02 de maio de 2017

Da cheia a seca, um ensaio sobre o Norte e o Nordeste brasileiro

Ensaio de Frico Guimarães

Do Norte e Nordeste do país, quando se trata de olhar de fora e buscar conhecer, cansamos de ler apenas listas rasas e carregadas de esteriótipos feitas por empresas turísticas. Normalmente baseadas em uma curta vivência, e com referências romantizadas, dificilmente conseguem passar qualquer coisa que seja da essência deste pedaço de terra habitado por gente tão diversa.

Com meu olhar distante, quase como de outro continente, fugi das escolhas fácies e óbvias e me joguei na estrada. Fui ter-me ao desbravamento dessa terra por mim mesmo com um único e simples objetivo: ver pra crer. Por três meses correr légua por onde o caminho me levasse.


Filho de Marcos, plantador de macaxeira e mandioca nas redondezas do Rio Amazonas. Após feita a goma da tapioca, Marcos sobe o rio para vender o produto em Manaus. (Março,2017 – Amazonas)

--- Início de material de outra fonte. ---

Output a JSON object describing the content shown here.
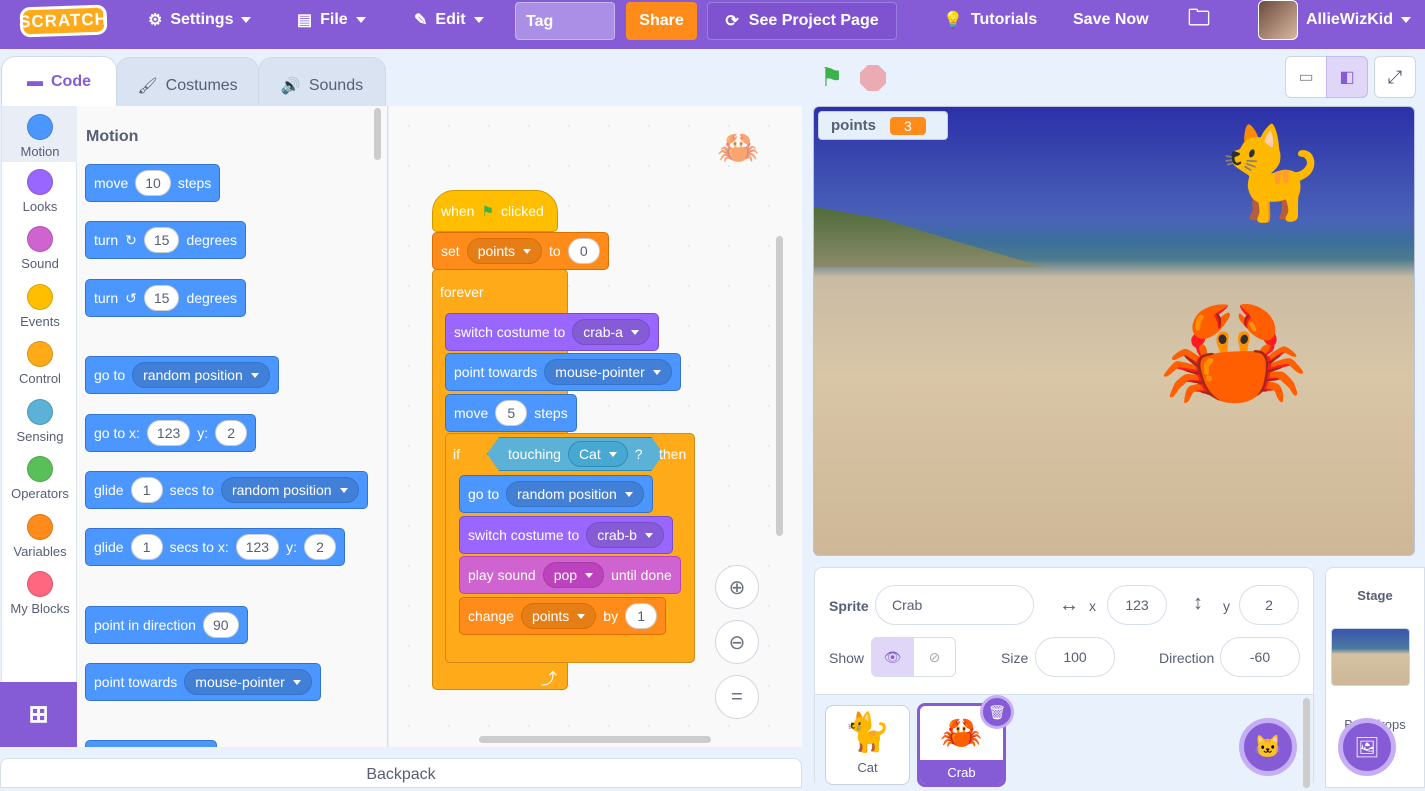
{
  "menubar": {
    "logo": "SCRATCH",
    "settings": "Settings",
    "file": "File",
    "edit": "Edit",
    "title_value": "Tag",
    "share": "Share",
    "see_project": "See Project Page",
    "tutorials": "Tutorials",
    "save_now": "Save Now",
    "username": "AllieWizKid",
    "bg_color": "#855cd6"
  },
  "tabs": [
    "Code",
    "Costumes",
    "Sounds"
  ],
  "categories": [
    {
      "label": "Motion",
      "color": "#4c97ff"
    },
    {
      "label": "Looks",
      "color": "#9966ff"
    },
    {
      "label": "Sound",
      "color": "#cf63cf"
    },
    {
      "label": "Events",
      "color": "#ffbf00"
    },
    {
      "label": "Control",
      "color": "#ffab19"
    },
    {
      "label": "Sensing",
      "color": "#5cb1d6"
    },
    {
      "label": "Operators",
      "color": "#59c059"
    },
    {
      "label": "Variables",
      "color": "#ff8c1a"
    },
    {
      "label": "My Blocks",
      "color": "#ff6680"
    }
  ],
  "palette": {
    "heading": "Motion",
    "move": {
      "a": "move",
      "n": "10",
      "b": "steps"
    },
    "turn_right": {
      "a": "turn",
      "n": "15",
      "b": "degrees"
    },
    "turn_left": {
      "a": "turn",
      "n": "15",
      "b": "degrees"
    },
    "goto": {
      "a": "go to",
      "opt": "random position"
    },
    "gotoxy": {
      "a": "go to x:",
      "x": "123",
      "b": "y:",
      "y": "2"
    },
    "glide": {
      "a": "glide",
      "n": "1",
      "b": "secs to",
      "opt": "random position"
    },
    "glidexy": {
      "a": "glide",
      "n": "1",
      "b": "secs to x:",
      "x": "123",
      "c": "y:",
      "y": "2"
    },
    "direction": {
      "a": "point in direction",
      "n": "90"
    },
    "towards": {
      "a": "point towards",
      "opt": "mouse-pointer"
    }
  },
  "script": {
    "hat": {
      "a": "when",
      "b": "clicked"
    },
    "set": {
      "a": "set",
      "var": "points",
      "b": "to",
      "val": "0"
    },
    "forever": "forever",
    "costume_a": {
      "a": "switch costume to",
      "opt": "crab-a"
    },
    "towards": {
      "a": "point towards",
      "opt": "mouse-pointer"
    },
    "move": {
      "a": "move",
      "n": "5",
      "b": "steps"
    },
    "if": {
      "a": "if",
      "b": "touching",
      "opt": "Cat",
      "q": "?",
      "c": "then"
    },
    "goto": {
      "a": "go to",
      "opt": "random position"
    },
    "costume_b": {
      "a": "switch costume to",
      "opt": "crab-b"
    },
    "sound": {
      "a": "play sound",
      "opt": "pop",
      "b": "until done"
    },
    "change": {
      "a": "change",
      "var": "points",
      "b": "by",
      "val": "1"
    }
  },
  "monitor": {
    "name": "points",
    "value": "3"
  },
  "sprite_info": {
    "sprite_label": "Sprite",
    "sprite_name": "Crab",
    "x_label": "x",
    "x": "123",
    "y_label": "y",
    "y": "2",
    "show_label": "Show",
    "size_label": "Size",
    "size": "100",
    "direction_label": "Direction",
    "direction": "-60"
  },
  "sprites": [
    {
      "name": "Cat",
      "selected": false
    },
    {
      "name": "Crab",
      "selected": true
    }
  ],
  "stage_pane": {
    "title": "Stage",
    "backdrops": "Backdrops"
  },
  "backpack": "Backpack"
}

Por do Sol no Rio Amazonas. (Março, 2017 – Amazonas)

Sem nenhuma pretensão resolvi conhecer a cultura e o ar que tão longe fica do sudoeste: minha casa tem outro aroma.

Garoto índio Huni Kuin, da aldeia de Altamira perto da vila de Jordão na fronteira com o Peru. Ele observava todos os conterrâneos da terra preparando uma festa para o nascimento do filho de Paña. Nas comemorações da festa brinca-se de tomar uma tigela inteira de caiçúma forte (fermentado de mandioca). (Março, 2017 – Acre).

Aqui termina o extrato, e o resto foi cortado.